Beach shooting was tragic, but justified under 2nd amendment

Tuesday, July 1st, 2008

Kerry Dougherty
The Virginian-Pilot
July 1, 2008

Johnny Marocco Williams’ timing was terrific. His luck was terrible.

On Saturday night - just four days after the U.S. Supreme Court affirmed that  Americans have a constitutional right to own handguns - the 41-year-old Hampton  man decided to stick up a pizza joint in Virginia Beach.

In doing so, he provided a timely lesson in the Second Amendment.

When Williams crept through the back door of Dominick’s Pizza and Pasta on  Holland Road with a bandana over his face, he gambled on two things:

That the safe was full of cash and the owner was unarmed.

He was wrong on both.

The safe - the one that Williams ordered Ferdinando Abbondante to open -  contained just one item.

A 9 mm Berretta.

Unfortunately for Williams, Abbondante, the father of three and a former  security guard, also knew how to use it.

“Nerves of steel,” is how Abbondante’s business partner and father-in-law,  Roger Stephens, described him.

In interviews, Abbondante said he told the robber to just empty the cash  register and get out.

Williams, however, was adamant that the owner unlock that safe.

The Italian immigrant did just that. Then he turned around and shot Williams  to death.

If supporters of the Second Amendment had been looking for a textbook case of  how gun ownership is supposed to work, they got it. An outlaw entered a  restaurant brandishing a weapon and left on a gurney because a law-abiding gun  owner decided to protect himself and his employees.

At this point in the investigation, Virginia Beach police have little to say  other than shots were fired at the pizzeria Saturday night and the bad guy  died.

“That’s about it,” said police spokesman Jimmy Barnes. “All indications are  he (Abbondante) did nothing wrong.”

Stephens told me that the dead man’s weapon might have been a toy gun. The  police had no comment, but Barnes noted that whether or not a weapon is real is  usually immaterial.

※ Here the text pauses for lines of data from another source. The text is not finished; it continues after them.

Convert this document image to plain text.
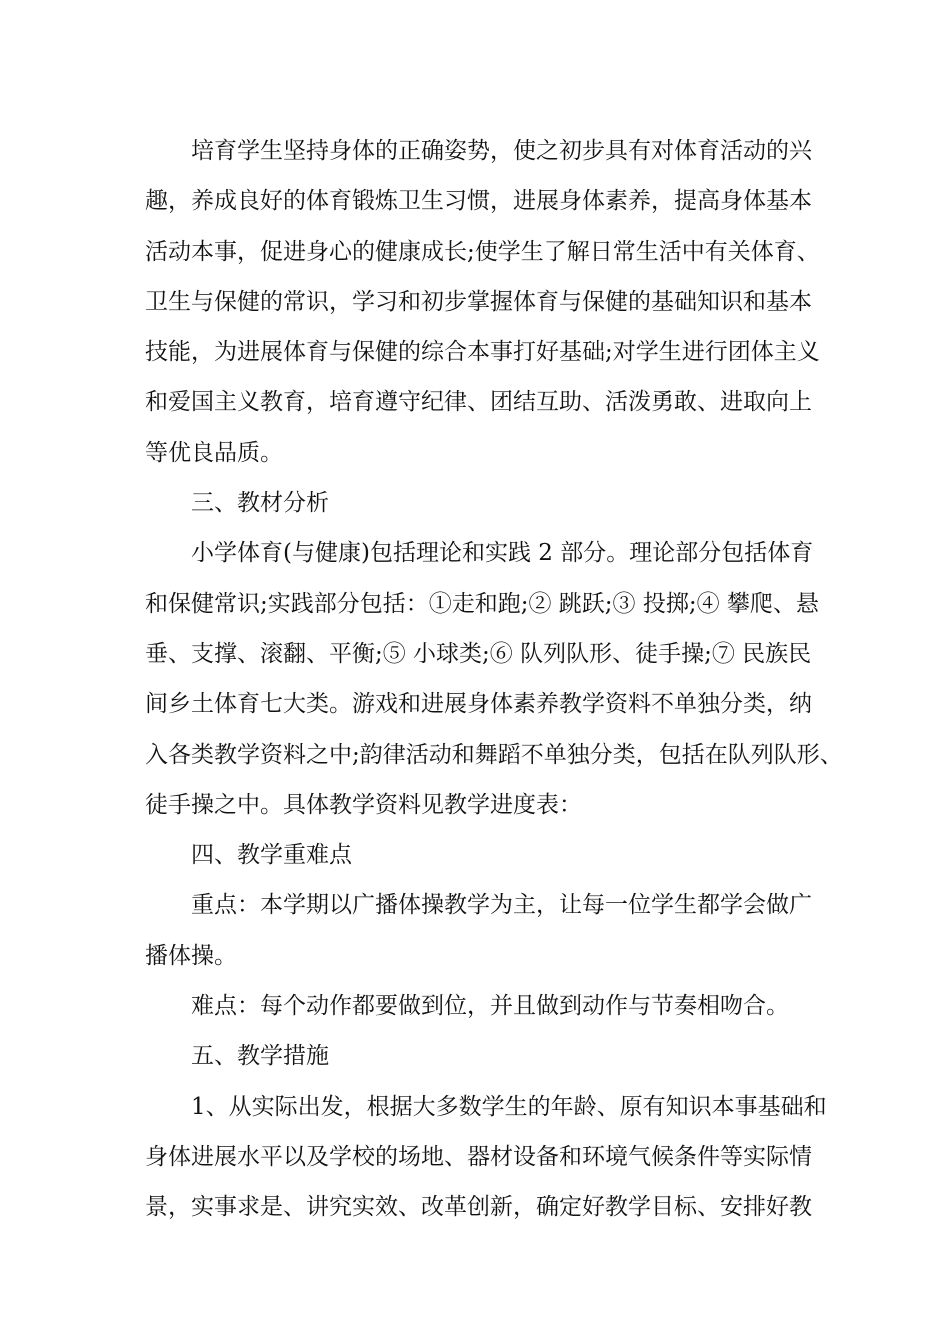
培育学生坚持身体的正确姿势，使之初步具有对体育活动的兴
趣，养成良好的体育锻炼卫生习惯，进展身体素养，提高身体基本
活动本事，促进身心的健康成长;使学生了解日常生活中有关体育、
卫生与保健的常识，学习和初步掌握体育与保健的基础知识和基本
技能，为进展体育与保健的综合本事打好基础;对学生进行团体主义
和爱国主义教育，培育遵守纪律、团结互助、活泼勇敢、进取向上
等优良品质。

三、教材分析

小学体育(与健康)包括理论和实践 2 部分。理论部分包括体育
和保健常识;实践部分包括：①走和跑;② 跳跃;③ 投掷;④ 攀爬、悬
垂、支撑、滚翻、平衡;⑤ 小球类;⑥ 队列队形、徒手操;⑦ 民族民
间乡土体育七大类。游戏和进展身体素养教学资料不单独分类，纳
入各类教学资料之中;韵律活动和舞蹈不单独分类，包括在队列队形、
徒手操之中。具体教学资料见教学进度表：

四、教学重难点

重点：本学期以广播体操教学为主，让每一位学生都学会做广
播体操。

难点：每个动作都要做到位，并且做到动作与节奏相吻合。

五、教学措施

1、从实际出发，根据大多数学生的年龄、原有知识本事基础和
身体进展水平以及学校的场地、器材设备和环境气候条件等实际情
景，实事求是、讲究实效、改革创新，确定好教学目标、安排好教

Fear for your life is what matters in self-defense.

If Williams had been smart - and few criminals are - he would have driven to  Washington to stage a holdup. D.C.’s unconstitutional handgun ban still  guarantees that most citizens can’t protect themselves. That will soon change,  when the District enacts new gun laws.

I tried to reach Abbondante on Monday, but he wasn’t at the pizza place  that’s named for his 7-year-old son. He was at the hospital with a worker who’d  been splattered with the dead man’s blood. Williams was HIV positive, Stephens  said, so in addition to sanitizing the restaurant, workers were receiving  medical evaluations.

In the aftermath of the shooting, Abbondante wasn’t gloating. He told  reporters that he wasn’t “proud” of what he’d done but that his actions had been  intended to save the lives of innocent people.

There’s little doubt of that.

It’s a pity that anyone had to die. But it was Williams himself who set those  deadly events in action.